Tiffany Patterson, National Historic Register coordinator for the MDNR, said that although the state didn’t think Platte City was a good candidate at the moment, the city was on the right track to pursuing some other sort of historic designation.

“I think there’s a lot in Platte City that is eligible for the historic register,” Patterson said. “I just don’t know if there is a strong historic commercial district right now.”

Patterson said that the MDNR gave the Platte City committee feedback on what the city needed to do before the state would support the city’s district naming efforts. “That’s the problem with coming to talk to us,” Patterson joked. “We assign work to do.”

Patterson said she asked the committee to prepare multiple property documentation and submissions. She said she encouraged cities like Platte City who don’t have resources together in one area to pursue getting on the register one-by-one.

“The problem in Platte City is there will be a really fabulous house from 1870 and on either side of it there would be a modern one,” Patterson explained. “So you can’t create a district.”

Patterson said the documentation the committee said it would prepare would be a big step toward getting on the register.

“It’s a big piece of the final goal and it’s a national register document,” Patterson said of the multiple property documentation. “It goes to the National Registry offices and is approved and filed. And what it also does is cut down the work for future property owners. It facilitates the whole process by outlining what is eligible in the community.” Patterson said that the city always had the option of pursuing a municipally-designated historic district, an idea that Kimsey and Brooks both said they would consider discussing with city officials. In the meantime, Kimsey hinted that her next move would be to renew what she described as a long-term battle against the metal facades covering the downtown building’s architecture.

“They tried to put that (metal) on my building,” Kimsey said, recalling a downtown revitalization effort of the late 1960s. “I said, ‘no, you’re not! That damn stuff is not coming on my building.’”

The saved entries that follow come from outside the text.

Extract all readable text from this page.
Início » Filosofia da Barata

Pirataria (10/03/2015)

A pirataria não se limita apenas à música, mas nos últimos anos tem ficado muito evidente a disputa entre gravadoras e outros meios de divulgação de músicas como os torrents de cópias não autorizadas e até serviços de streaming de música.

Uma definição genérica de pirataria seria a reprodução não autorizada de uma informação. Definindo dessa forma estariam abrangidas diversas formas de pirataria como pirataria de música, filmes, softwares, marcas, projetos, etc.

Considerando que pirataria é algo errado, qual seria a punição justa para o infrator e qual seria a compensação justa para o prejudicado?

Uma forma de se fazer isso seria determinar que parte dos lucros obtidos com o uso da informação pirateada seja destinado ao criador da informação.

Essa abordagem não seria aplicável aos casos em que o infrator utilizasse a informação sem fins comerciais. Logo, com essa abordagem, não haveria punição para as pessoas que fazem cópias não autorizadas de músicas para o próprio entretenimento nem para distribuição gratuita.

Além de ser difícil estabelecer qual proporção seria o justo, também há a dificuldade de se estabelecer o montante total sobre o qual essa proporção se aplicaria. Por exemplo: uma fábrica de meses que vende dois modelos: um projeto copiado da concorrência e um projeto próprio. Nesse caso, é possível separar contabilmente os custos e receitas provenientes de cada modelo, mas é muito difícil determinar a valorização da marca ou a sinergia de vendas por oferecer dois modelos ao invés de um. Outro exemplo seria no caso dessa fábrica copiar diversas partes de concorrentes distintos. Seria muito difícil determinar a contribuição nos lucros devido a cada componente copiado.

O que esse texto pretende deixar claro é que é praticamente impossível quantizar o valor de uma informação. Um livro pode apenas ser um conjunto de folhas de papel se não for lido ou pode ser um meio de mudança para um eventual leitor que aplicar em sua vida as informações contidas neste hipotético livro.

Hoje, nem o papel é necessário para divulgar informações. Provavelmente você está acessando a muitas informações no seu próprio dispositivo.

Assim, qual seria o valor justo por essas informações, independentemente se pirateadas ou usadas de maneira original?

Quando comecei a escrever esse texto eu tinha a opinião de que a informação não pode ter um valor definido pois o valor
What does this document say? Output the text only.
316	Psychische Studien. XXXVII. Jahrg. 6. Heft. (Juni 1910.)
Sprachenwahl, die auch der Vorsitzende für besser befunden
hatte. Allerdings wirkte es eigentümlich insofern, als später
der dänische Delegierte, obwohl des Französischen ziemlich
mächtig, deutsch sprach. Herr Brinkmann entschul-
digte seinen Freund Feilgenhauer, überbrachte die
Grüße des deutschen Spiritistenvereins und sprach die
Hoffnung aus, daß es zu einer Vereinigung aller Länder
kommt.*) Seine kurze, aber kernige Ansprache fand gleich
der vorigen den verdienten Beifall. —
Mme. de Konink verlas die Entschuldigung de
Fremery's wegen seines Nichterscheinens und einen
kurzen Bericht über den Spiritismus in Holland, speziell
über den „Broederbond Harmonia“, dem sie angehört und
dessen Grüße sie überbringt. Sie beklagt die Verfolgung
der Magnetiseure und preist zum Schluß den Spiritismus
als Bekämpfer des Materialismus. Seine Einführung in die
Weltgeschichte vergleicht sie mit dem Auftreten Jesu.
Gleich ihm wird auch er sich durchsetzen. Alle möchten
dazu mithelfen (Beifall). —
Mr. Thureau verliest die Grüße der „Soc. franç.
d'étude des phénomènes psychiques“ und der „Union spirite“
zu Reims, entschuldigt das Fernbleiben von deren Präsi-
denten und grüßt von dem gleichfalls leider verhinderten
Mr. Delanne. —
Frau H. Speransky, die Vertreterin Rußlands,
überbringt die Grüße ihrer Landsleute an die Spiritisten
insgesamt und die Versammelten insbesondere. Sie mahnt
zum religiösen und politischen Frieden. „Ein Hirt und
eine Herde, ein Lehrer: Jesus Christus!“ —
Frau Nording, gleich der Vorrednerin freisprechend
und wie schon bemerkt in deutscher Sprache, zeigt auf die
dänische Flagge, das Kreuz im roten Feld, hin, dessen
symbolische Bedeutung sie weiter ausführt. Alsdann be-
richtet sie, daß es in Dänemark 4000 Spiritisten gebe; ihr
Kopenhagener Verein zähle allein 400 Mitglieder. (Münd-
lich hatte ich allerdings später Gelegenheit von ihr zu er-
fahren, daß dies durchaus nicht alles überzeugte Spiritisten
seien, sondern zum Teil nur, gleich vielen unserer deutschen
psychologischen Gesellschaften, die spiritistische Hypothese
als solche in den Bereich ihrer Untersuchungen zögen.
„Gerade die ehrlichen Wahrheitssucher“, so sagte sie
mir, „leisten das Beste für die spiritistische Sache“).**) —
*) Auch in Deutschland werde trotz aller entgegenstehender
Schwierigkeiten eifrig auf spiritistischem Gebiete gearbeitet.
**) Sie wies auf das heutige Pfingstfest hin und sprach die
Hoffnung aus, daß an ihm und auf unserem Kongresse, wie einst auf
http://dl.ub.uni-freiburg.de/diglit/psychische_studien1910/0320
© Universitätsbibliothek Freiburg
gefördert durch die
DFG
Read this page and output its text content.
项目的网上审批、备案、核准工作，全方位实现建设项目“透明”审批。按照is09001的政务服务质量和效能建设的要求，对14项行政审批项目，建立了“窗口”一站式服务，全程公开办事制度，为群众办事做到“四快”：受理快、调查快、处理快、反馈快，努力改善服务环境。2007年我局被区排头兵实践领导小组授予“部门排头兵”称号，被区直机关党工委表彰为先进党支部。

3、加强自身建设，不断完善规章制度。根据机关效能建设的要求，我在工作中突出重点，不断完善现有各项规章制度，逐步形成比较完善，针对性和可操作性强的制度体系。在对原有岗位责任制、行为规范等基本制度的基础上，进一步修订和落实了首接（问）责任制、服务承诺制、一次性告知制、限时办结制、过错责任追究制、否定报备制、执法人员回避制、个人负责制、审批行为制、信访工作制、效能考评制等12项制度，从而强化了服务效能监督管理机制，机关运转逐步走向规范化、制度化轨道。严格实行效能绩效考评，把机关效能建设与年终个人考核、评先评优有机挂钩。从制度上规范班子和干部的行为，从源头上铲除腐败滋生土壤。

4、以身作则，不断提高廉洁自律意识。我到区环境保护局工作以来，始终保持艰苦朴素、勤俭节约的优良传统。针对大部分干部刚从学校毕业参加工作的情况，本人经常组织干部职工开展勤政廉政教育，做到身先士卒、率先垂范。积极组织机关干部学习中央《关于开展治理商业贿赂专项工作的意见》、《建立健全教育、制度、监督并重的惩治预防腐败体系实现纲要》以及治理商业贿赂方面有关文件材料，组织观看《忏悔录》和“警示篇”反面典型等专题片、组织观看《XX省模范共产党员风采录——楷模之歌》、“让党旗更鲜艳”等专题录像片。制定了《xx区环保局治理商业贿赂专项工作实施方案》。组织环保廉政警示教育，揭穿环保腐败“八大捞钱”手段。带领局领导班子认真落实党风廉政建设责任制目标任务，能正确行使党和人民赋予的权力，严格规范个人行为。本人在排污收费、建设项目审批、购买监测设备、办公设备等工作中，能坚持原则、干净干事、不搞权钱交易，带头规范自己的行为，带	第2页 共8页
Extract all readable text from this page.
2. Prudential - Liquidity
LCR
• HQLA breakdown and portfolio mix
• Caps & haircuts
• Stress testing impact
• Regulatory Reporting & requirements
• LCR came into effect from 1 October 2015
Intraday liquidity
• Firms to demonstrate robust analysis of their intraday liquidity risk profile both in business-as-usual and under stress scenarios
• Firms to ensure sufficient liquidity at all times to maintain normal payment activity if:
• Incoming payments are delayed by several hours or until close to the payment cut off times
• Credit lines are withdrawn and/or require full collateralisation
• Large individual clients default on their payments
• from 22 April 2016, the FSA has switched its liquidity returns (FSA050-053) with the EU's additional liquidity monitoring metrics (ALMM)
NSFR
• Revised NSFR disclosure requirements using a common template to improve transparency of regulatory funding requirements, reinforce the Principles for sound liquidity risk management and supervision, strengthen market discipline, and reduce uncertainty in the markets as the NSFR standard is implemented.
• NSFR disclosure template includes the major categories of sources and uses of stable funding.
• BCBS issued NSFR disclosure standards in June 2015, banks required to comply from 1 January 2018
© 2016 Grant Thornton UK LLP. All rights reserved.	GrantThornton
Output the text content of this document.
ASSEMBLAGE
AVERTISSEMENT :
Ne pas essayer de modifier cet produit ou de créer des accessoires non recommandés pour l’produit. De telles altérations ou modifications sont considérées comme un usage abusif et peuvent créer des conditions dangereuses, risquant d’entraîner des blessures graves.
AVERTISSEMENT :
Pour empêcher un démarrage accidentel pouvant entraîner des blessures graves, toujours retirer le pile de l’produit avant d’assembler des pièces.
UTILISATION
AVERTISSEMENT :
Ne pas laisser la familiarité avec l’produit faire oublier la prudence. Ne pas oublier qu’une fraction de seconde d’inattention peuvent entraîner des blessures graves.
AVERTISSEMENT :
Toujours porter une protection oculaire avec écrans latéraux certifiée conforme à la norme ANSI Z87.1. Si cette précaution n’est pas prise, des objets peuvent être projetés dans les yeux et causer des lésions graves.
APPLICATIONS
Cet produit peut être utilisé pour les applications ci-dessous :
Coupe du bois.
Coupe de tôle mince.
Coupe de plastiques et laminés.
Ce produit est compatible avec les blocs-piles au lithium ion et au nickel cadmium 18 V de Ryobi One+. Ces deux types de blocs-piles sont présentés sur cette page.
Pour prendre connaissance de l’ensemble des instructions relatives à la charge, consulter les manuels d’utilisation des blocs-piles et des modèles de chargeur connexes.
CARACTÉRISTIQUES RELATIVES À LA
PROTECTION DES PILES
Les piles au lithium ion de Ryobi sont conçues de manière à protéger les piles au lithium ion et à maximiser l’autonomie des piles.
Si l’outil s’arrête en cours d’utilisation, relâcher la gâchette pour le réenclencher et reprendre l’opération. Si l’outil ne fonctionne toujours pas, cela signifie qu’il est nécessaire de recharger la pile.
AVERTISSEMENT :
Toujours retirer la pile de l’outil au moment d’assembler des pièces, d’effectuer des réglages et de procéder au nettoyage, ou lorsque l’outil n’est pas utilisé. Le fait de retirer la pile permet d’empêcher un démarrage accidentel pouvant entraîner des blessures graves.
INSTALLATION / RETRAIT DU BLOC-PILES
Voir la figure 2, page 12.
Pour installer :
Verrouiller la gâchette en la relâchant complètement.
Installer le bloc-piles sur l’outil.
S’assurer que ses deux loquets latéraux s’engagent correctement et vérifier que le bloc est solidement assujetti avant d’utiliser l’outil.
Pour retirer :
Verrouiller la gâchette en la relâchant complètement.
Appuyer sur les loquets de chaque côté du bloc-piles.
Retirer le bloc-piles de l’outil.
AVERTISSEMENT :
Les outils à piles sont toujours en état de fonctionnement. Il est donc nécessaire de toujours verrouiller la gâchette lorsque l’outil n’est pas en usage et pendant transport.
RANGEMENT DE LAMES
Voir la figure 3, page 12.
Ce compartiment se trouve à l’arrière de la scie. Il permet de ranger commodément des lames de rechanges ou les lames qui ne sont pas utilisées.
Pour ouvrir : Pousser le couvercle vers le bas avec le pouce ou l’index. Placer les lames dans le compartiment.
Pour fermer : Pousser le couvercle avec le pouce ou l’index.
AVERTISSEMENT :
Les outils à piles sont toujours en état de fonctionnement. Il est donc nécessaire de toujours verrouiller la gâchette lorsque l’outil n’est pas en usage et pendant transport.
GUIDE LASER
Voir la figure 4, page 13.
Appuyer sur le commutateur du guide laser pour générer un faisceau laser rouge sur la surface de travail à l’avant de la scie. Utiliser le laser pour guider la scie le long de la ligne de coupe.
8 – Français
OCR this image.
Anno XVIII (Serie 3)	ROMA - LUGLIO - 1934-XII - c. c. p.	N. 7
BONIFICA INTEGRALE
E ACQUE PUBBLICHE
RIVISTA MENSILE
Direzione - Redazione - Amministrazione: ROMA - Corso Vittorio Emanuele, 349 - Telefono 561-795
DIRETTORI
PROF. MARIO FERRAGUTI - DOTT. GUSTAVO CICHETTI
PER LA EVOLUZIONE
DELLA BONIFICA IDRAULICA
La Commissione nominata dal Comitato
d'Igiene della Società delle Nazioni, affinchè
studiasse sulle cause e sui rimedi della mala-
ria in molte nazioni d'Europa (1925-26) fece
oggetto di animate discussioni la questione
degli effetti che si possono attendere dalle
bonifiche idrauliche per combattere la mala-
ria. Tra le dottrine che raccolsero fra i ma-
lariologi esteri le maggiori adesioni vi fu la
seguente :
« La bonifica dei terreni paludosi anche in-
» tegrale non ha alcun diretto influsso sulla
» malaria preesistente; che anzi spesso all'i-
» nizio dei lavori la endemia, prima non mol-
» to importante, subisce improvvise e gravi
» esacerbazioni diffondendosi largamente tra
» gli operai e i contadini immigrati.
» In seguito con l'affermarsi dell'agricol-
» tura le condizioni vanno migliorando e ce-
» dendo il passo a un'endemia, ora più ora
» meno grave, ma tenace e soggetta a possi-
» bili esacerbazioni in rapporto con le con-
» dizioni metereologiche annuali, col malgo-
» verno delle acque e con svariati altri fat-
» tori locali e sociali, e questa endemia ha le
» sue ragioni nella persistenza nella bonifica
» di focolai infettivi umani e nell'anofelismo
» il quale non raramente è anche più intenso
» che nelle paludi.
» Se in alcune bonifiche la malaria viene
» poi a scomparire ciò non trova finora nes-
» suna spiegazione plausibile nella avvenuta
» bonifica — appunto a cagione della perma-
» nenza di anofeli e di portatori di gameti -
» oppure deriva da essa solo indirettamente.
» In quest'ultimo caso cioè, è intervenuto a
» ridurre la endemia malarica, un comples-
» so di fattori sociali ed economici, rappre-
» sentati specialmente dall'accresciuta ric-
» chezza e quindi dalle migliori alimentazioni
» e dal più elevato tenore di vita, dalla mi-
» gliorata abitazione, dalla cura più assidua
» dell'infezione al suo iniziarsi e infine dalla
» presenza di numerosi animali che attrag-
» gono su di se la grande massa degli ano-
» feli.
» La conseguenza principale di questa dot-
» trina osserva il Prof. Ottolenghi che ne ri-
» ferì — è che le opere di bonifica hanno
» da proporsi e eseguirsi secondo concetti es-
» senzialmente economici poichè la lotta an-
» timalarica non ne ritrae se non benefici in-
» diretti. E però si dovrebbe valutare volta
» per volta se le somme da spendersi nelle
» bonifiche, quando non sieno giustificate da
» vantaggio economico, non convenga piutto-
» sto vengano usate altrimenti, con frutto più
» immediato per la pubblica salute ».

Kimsey lamented the lost architecture that is hidden underneath the pastel-colored slipcovers. She claimed that in order to fit the metal onto the building, callous contractors chipped off the stone carvings that adorned the former building used by the Knights of Pythias, a men’s fraternity. She claimed that the former Platte City opera house’s façade lays hidden beneath a slipcover as well.

“Here was all this architecture being covered up here, while cities like Harrisonville and Meadville were restoring theirs.”

Patterson said that preparing the paperwork now may help prevent work like that from ever happening again.

“Now (the city) is setting up a plan where they can say, ‘we’re planning on doing these projects and we should avoid these areas because they’re historic,’” Patterson pointed out. She added that even though many cities find that a locally designated historic district isn’t the right fit for a community, she said that it might be a good one for Platte City.

“Hopefully, with a small investment there’s going to be some sharp buildings there,” Patterson said. “There’s enough to go forward with.”